|Title||Human-robot skills transfer interfaces for a flexible surgical robot|
|Year of Publication||2014|
|Authors||Calinon S, Bruno D, Malekzadeh MS, Caldwell DG|
|Keywords||Inverse reinforcement learning, Learning from demonstration, Robot-assisted surgery, Skills transfer, Soft robotics, Stochastic optimization|
In minimally invasive surgery, tools go through narrow openings and manipulate soft organs to perform surgical tasks. There are limitations in current robot-assisted surgical systems due to the rigidity of robot tools. The aim of the STIFF-FLOP European project is to develop a soft robotic arm to perform surgical tasks. The flexibility of the robot allows the surgeon to move within organs to reach remote areas inside the body and perform challenging procedures in laparoscopy.

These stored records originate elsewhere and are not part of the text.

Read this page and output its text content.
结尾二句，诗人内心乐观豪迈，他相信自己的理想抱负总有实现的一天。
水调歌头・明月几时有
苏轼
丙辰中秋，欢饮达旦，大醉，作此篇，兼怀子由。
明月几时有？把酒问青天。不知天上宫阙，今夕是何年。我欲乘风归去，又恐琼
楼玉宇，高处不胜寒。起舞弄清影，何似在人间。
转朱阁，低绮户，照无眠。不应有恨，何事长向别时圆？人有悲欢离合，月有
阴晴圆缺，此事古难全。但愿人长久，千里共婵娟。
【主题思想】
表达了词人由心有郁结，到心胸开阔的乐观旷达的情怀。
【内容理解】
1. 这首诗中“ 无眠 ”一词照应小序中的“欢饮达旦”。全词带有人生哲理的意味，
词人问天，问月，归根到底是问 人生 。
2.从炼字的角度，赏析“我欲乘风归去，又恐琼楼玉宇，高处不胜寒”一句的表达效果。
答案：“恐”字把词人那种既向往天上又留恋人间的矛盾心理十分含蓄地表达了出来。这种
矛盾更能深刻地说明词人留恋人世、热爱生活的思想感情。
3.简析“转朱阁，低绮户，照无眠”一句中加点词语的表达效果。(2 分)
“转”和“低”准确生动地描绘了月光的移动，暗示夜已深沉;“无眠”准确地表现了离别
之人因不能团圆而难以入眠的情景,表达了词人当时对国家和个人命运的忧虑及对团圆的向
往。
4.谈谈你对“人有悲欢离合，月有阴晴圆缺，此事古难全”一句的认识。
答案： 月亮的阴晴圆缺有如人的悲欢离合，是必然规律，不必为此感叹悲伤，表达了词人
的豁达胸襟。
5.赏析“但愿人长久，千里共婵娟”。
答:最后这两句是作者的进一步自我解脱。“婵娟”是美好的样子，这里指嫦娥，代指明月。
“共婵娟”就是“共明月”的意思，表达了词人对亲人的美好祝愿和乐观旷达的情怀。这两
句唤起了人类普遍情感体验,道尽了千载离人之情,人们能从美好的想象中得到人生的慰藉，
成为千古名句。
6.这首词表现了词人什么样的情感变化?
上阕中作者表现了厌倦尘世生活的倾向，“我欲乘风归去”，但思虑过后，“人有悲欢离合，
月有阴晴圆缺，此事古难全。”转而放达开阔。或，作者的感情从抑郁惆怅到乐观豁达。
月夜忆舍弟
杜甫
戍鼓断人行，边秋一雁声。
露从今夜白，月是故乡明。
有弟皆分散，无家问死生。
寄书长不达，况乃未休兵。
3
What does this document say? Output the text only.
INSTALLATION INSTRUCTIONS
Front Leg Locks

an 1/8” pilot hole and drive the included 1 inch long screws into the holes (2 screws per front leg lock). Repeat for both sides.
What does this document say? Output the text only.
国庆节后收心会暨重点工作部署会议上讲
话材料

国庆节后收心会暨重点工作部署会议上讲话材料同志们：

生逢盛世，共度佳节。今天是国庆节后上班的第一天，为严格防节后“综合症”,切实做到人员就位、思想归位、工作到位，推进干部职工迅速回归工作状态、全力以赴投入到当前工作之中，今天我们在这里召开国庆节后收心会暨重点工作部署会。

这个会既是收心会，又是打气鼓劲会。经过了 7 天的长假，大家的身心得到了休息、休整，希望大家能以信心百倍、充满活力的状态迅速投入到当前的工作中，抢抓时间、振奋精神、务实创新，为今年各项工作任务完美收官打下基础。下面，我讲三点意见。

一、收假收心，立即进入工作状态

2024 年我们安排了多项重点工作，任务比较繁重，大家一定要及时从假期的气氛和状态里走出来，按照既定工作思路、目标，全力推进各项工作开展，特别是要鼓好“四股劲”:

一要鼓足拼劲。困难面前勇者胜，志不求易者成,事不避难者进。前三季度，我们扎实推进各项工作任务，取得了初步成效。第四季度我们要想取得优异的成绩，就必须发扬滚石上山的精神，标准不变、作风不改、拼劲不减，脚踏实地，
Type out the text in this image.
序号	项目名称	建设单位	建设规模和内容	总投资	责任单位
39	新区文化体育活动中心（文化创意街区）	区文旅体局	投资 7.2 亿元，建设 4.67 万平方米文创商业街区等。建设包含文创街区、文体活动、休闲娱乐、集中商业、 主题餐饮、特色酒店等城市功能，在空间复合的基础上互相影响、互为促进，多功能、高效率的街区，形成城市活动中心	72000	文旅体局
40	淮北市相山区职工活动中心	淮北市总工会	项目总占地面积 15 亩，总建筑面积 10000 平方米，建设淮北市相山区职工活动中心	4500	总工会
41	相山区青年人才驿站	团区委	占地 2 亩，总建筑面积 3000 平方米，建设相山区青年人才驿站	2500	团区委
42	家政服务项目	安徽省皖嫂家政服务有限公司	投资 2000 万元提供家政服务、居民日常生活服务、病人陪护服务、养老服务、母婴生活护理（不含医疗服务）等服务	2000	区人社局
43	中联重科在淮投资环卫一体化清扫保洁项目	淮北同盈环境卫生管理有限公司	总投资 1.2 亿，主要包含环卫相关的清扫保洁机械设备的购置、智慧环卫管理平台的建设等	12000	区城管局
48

This article addresses the problem of designing learning interfaces enabling the transfer of skills from human demonstration. Robot programming by demonstration encompasses a wide range of learning strategies, from simple mimicking of the demonstrator's actions to the higher level imitation of the underlying intent extracted from the demonstrations. By focusing on this last form, we study the problem of extracting an objective function explaining the demonstrations from an over-specified set of candidate reward functions, and using this information for self-refinement of the skill. In contrast to inverse reinforcement learning strategies that attempt to explain the observations with reward functions defined for the entire task (or a set of pre-defined reward profiles active for different parts of the task), the proposed approach is based on context-dependent reward-weighted learning, where the robot can learn the relevance of candidate objective functions with respect to the current phase of the task or encountered situation. The robot then exploits this information for skills refinement in the policy parameters space. The proposed approach is tested in simulation with a cutting task performed by the STIFF-FLOP flexible robot, using kinesthetic demonstrations from a Barrett WAM manipulator.